Cordelia wasn't as dark as the Dowager, but she was dark enough to draw comparisons. For her dress she'd chosen ice blue to accentuate her darkness. The matching kokoshnik had been trickier (and wildly expensive), so she decided to forego the opulent gems and simply settle for the twin streams of pearls. Besides, she already owned a necklace of ice blue gems that was a perfect match for her dress.
They didn't speak, nor did they need to. The Count watched her with an unwavering gaze, a mix of wonder and bewilderment, as though he still couldn't believe his eyes.
Did I bring back a good memory of her? Cordelia slyly wondered, even as she kept her eyes virtuously downcast. Perhaps I remind him of when they first met?
He watched her intently, and the ton watched them, speechless, breathless as they moved alone on the dance floor.
This will give Lady Whistledown something to talk about, Cordelia mused, working overtime to her facial expression inscrutable.
The dance ended, but he clearly wasn't ready to move on.
"Another?" he murmured softly, so intimately it made her whole body warm.
"My lord," she curtsied slightly, every humble, taking his arm again.
This time, the ton joined in.
While Adrik and Cordelia were in a world of their own, Iakov took the opportunity to dance with Mary Anne Hallewell. He remembered her vividly, as she reminded him of a few Siberian girls he'd briefly met before.
He introduced himself as the Count's heir and watched her eyes light up. She eagerly accepted his invitation to dance, and they hit the floor, blending in with the throng.
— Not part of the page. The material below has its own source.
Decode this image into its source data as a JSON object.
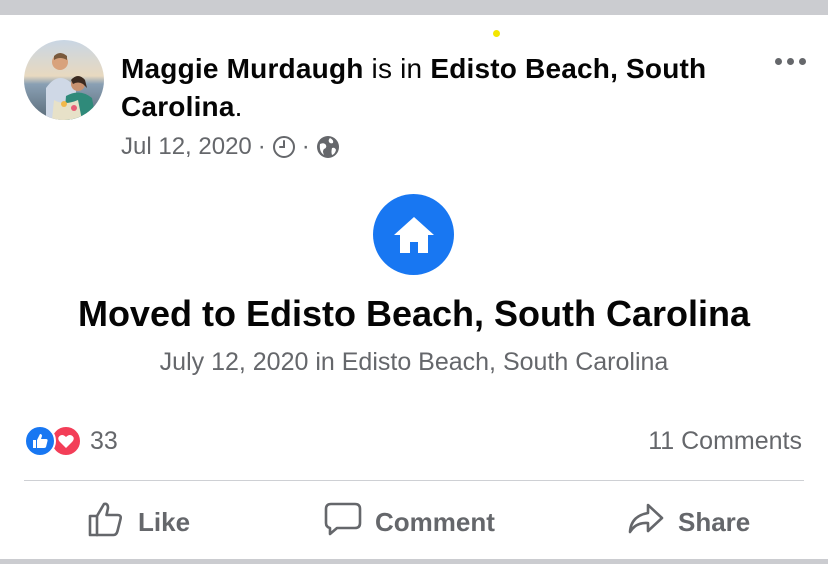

He knew the custom was to dance a maximum of two times with someone, so he planned to dance with her once more before randomly asking another girl to dance afterward. No, it would be three girls total, but it would be three dances, and besides...Adrik looked too distracted to care about the technicality.
"So how do you find England, my lord?" his dance partner shyly asked. Iakov was slightly amused; he'd expected to be the nervous one, and yet Mary Anne could barely meet his gaze.
"England is a fascinating country, Miss," he replied with a gentle smile. "I expect the winter to be less harsh than the ones I'm used to."
Mary Anne blushed and Iakov was briefly confused. He hadn't said anything amusing or charming. And then he realized.
It's my accent, he blinked. It was like having some sort of super power. He could talk about the weather, it would still make a debutante's heart flutter.
This is so much easier than I thought it would be, Iakov blinked. Perhaps I should reconsider marrying an English girl?
After all, Adrik was right. This would be a lot easier here than back home in Russia. Russian mamas would be livid that their daughters weren't marrying into the vaunted Mironov bloodline. Here, nobody cared.
After their second dance, Adrik bowed low and excused himself from the dance floor, eager for the cold, fresh air of night. And maybe a cigarette.
She was not his Veta. She was nothing like Veta. And yet...her clothes, her composure, her complexion brought back every thought, dream, and memory of Veta with such force his chest threatened to explode.
Adrik stared out across the empty courtyard at Trowbridge House. Autumn was cold, too cold by English standards, so much that he was the only one out here. He'd thought to have a smoke but knew he wouldn't be able to breathe if he did.
She is not Veta.
No, she wasn't, but perhaps she was a second chance. Cordelia Patridge was young, beautiful, healthy, and clearly attracted to him.
I could take her away from here, back to Russia, Adrik thought. Marry as my father did twenty years ago and make her my Countess.
I could finally leave the real Veta behind with her mood swings, and her temper tantrums, and her beloved fucking ton.